第3話 喫茶店 ハヤシライス

 時に私自身、今日のお昼は何にしましょうか?最寄り駅を降りた途端そのフレーズが舞い降りた。


 特別コレを食べたいと言うのは無く、ただひたすら商店街を闊歩する。この商店街は町中華が多くそそる匂いが充満しているのが悩みだ。中華の気分では無いのについつい店先のサンプルを眺めてしまう。


 焼売や餃子などの看板を無理矢理に通り過ぎて私は食べたいお店と出会った。


 煉瓦造りの建物に足を踏み入れる。細長い階段を上り、ただでさえ狭いのに置物やメニュー黒板が散乱しているお店入口へ辿り着く。


 扉を開け大袈裟とも取れる鈴の音と共に昭和へタイムスリップした様な店内を見渡した。スカートの様なカーテン、植物園にも負けない観葉植物、赤を基調とした見るからにフカフカなソファー席。そう、喫茶店はこうでなくっちゃ!


 耳を澄ませば辛うじて聞こえる音楽も席に着けば、マダムの談笑に掻き消される。それがなんだか落ち着くのだ。手書きのメニュー表を幾らか眺めて店員さんを呼ぶ。やがて季節外れのアロハシャツを着た女性が現れた。


「何になさいますかー?」


「ハヤシライスでお願いします。あと食後にコーヒーもよろしくです」


「かしこまりました」と冷水と温かなおしぼりを置いて店員さんは厨房へ向かっていった。


 隣マダムの談笑をBGMに適当に本を読みながら待つ事10分程度、ハヤシライスがやって来た。


 見た目は至って普通でそれと言って特徴が無いのが特徴。しかし生野菜のサラダと味噌汁までついてくるのが嬉しい。


 その中で私が最も目を惹くのが「お盆」だ。ステンレス製の銀メダルの如く輝くお盆。サイドには持ち手がついていて、それがまた可愛い。昭和レトロ通り越して大正ロマンまで感じる喫茶店。実に良い実に良い。

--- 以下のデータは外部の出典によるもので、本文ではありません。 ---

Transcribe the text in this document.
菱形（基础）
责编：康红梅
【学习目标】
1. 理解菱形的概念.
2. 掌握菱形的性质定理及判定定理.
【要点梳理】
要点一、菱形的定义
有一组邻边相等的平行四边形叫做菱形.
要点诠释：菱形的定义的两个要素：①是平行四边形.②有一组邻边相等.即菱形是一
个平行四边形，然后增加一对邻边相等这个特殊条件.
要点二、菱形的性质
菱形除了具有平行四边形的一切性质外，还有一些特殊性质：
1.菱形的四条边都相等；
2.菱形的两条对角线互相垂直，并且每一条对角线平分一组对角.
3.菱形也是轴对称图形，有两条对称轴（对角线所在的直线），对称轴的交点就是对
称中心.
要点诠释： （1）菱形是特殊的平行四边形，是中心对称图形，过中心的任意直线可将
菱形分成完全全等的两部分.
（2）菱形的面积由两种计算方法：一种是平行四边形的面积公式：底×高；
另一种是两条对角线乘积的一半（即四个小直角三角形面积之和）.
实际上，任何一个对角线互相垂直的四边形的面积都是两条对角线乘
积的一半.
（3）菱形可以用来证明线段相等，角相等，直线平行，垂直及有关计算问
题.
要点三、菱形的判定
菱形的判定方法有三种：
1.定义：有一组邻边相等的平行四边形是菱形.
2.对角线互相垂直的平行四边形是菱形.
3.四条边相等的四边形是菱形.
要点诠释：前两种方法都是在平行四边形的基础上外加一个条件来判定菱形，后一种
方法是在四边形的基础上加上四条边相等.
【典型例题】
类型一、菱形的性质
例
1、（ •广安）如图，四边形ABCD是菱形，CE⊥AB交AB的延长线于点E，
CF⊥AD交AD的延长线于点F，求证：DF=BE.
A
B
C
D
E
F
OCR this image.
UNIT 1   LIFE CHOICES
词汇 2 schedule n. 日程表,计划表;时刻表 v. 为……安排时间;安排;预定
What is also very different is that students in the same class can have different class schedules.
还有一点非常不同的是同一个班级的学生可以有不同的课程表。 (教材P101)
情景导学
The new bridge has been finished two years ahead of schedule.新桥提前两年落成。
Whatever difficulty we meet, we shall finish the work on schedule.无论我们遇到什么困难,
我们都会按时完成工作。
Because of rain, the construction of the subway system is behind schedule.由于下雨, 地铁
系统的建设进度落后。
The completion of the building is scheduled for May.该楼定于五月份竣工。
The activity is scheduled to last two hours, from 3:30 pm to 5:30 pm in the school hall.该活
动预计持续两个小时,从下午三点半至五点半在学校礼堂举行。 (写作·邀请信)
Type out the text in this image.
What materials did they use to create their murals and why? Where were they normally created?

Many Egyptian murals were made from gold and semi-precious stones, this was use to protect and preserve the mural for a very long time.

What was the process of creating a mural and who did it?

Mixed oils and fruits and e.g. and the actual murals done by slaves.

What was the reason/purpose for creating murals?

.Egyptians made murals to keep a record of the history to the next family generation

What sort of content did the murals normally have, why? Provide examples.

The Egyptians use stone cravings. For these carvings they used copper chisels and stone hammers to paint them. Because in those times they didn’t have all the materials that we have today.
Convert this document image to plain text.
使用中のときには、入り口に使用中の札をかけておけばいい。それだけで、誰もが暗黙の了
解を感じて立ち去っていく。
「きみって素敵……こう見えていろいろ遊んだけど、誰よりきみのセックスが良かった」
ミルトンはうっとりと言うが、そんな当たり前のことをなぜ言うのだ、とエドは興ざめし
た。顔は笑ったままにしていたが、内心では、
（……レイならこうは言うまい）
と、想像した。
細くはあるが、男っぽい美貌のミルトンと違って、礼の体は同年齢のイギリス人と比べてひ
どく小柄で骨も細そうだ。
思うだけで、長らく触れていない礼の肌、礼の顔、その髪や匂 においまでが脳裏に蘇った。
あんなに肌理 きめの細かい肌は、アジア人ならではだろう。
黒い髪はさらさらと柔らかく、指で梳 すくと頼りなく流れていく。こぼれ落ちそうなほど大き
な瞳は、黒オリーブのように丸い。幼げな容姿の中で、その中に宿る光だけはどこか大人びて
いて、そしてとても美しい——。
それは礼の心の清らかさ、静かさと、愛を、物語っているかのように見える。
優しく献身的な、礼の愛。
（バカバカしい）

 まずはサラダから取り掛かる。フレンチソースにキャベツ、レタス、きゅうり、トマトが入ったサラダ。シャキシャキ食感も去る事ながら噛めば噛むほど水分が溢れ口内が潤うのを感じた。


 そしてお待ちかねハヤシライスをスプーンですくい上げる。ライスを割ると湯気が立ち込み食欲が増していく。


 パクッと一口頂くと、一気にトマトの香りが広がりトマトソースを食べているのかと錯覚するくらいにトマトで溢れていた。酸味が強くドミグラスは一切感じない。


 人によってはカレーを食べている気分になるかもしれない。


「んまいな……」


 更にビーフと一緒に食べる事で酸味の中に肉の旨味が交わり、いよいよハヤシライスらしくなる。なんかカレーとハヤシ両方を食べているお得感があって良い。


 ハヤシライスを食べ終えるタイミングで店員さんが食後のコーヒーを用意してくれた。


 そこで私は悩む。


 机上に鎮座するコーヒーと味噌汁。


 どちらも食後のケア、お口直してとして力を発揮する代物であるが2つ同時にあるのを見るとどちらから頂くべきか実に悩ましい。


 アルコール類を摂取した後は味噌汁が身体中に染み渡るが今はそうでは無い。となれば……締めはコーヒーが良い。


 油揚げとわかめの入ったシンプルで家庭的な味噌汁の温かさを味わいこれが日本を代表する汁物だなとしみじみ。それを一気にとは言わずチビチビと飲み進め器を空にする。


「ごちそうさまでした」


 すぐに店員さんがコーヒー以外のお皿を片付けてくれると、軽く会釈をして私は本を取り出しコーヒーを放置。


 そう、ここは喫茶店で多少の長居が許される読書家にとってオアシスとも言える場所である。もちろんファミレスでも良い。しかし私はマダムの声を聞きながら本を読むのが心地良くてたまらない。


 コーヒーも味噌汁同様にチビチビと飲み、優雅な時を過ごすのが喫茶店の醍醐味だと私は思う。これはあくまで私自身が納得する過ごし方であって喫茶店での過ごし方は各々好きな様に過ごすべきだ。


 スマートフォンをひたすらいじるもよし、絵を描くのも良し、仕事をするのも良し。お店の迷惑にならない程度にリラックスしながら内職が出来るのが嬉しい。


 コーヒー片手に過ごすこの時間が私、韮崎通にらさきつうは幸せなのである。